A criterion that could be used to choose the best model to describe the crown profile is the number of variables required. In this sense, the model that includes more variables is that less useful because it also increases the time and cost of inventory. Following this approach, the best models are the polynomial, as for application only require the full crown length and its maximum radius. All other models analyzed need three variables (total length and maximum crown radius, and distance from the maximum radius to the base of the tree).

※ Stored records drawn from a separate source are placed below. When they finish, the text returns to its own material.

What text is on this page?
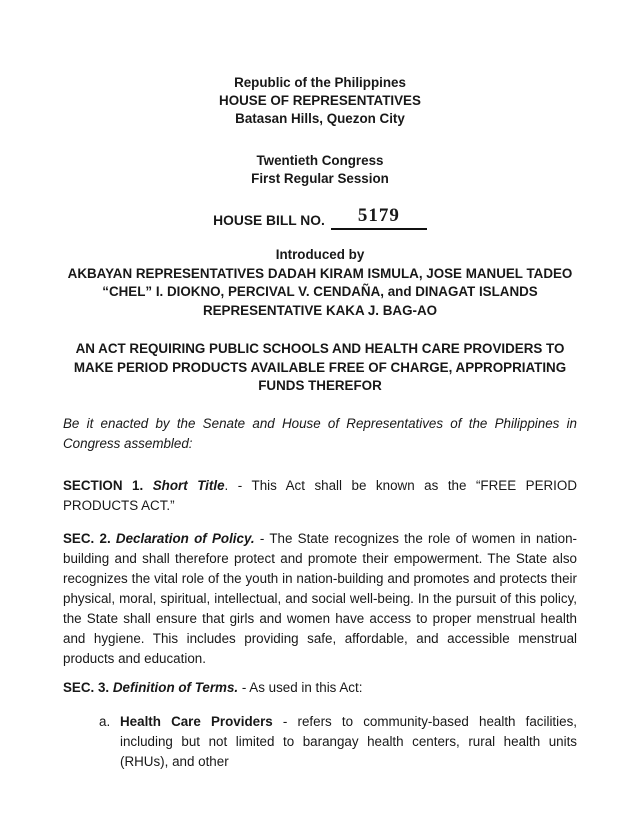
Republic of the Philippines
HOUSE OF REPRESENTATIVES
Batasan Hills, Quezon City
Twentieth Congress
First Regular Session
HOUSE BILL NO.	5179
Introduced by
AKBAYAN REPRESENTATIVES DADAH KIRAM ISMULA, JOSE MANUEL TADEO
“CHEL” I. DIOKNO, PERCIVAL V. CENDAÑA, and DINAGAT ISLANDS
REPRESENTATIVE KAKA J. BAG-AO
AN ACT REQUIRING PUBLIC SCHOOLS AND HEALTH CARE PROVIDERS TO
MAKE PERIOD PRODUCTS AVAILABLE FREE OF CHARGE, APPROPRIATING
FUNDS THEREFOR

Be it enacted by the Senate and House of Representatives of the Philippines in Congress assembled:

SECTION 1. Short Title. - This Act shall be known as the “FREE PERIOD PRODUCTS ACT.”

SEC. 2. Declaration of Policy. - The State recognizes the role of women in nation-building and shall therefore protect and promote their empowerment. The State also recognizes the vital role of the youth in nation-building and promotes and protects their physical, moral, spiritual, intellectual, and social well-being. In the pursuit of this policy, the State shall ensure that girls and women have access to proper menstrual health and hygiene. This includes providing safe, affordable, and accessible menstrual products and education.

SEC. 3. Definition of Terms. - As used in this Act:

a. Health Care Providers - refers to community-based health facilities, including but not limited to barangay health centers, rural health units (RHUs), and other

Since the current height measuring devices do not require to be placed at a known distance from the tree, to take height measurements at which the maximum crown radius is reached is fast; therefore, in the case of having this kind of devices, it is advised to use the model of ^{Hann (1999)} for estimating the crown profile of P. cooperi in the study area. The model proposed has the advantage that varies the profile by including the slenderness ratio (HT/D) into the equation of light crown. For example, trees that grow in denser stands will have higher coefficients of slenderness (taller and thinner trees), so the exponent of the model will be higher and the light crown will be more conical, while in the case of less dense stands, light crowns will be more parabolic. The social status of the tree also affects the shape of the crown so that the dominant trees with smaller slenderness will have more parabolic light crowns compared to trees of the lower strata. This coefficient has also been included in the crown models of other species such as Pseudotsuga menziesii (Mirb.) Franco in Oregon’s Forests (^{Hann, 1999}) or in pure and even-aged stands of P. radiata in the northwest of Spain (^{Crecente-Campo et al., 2009}). Stand age is not part of the model, however, it indirectly affects the shape of the light crown and shaded crown as the length of the crown, the maximum radius and the height at which this is achieved varies with age.
Conclusions
The system of equations developed from the model of ^{Hann (1999)}, which includes a model for the light crown and other for the shaded crown, provided accurate estimates for both the entire crown and light crown and shaded crown of P. cooperi in UMAFOR 1008 (El Salto, Pueblo Nuevo, Durango). With this model it will be possible to develop competition indices to help in the selection of trees to be removed for thinning in order to optimize the individual tree growth. The results provide support silvicultural tools in data collection protocols, and to optimize the resources needed for fieldwork and further development of the set of equations of a dynamic stand model for the species studied.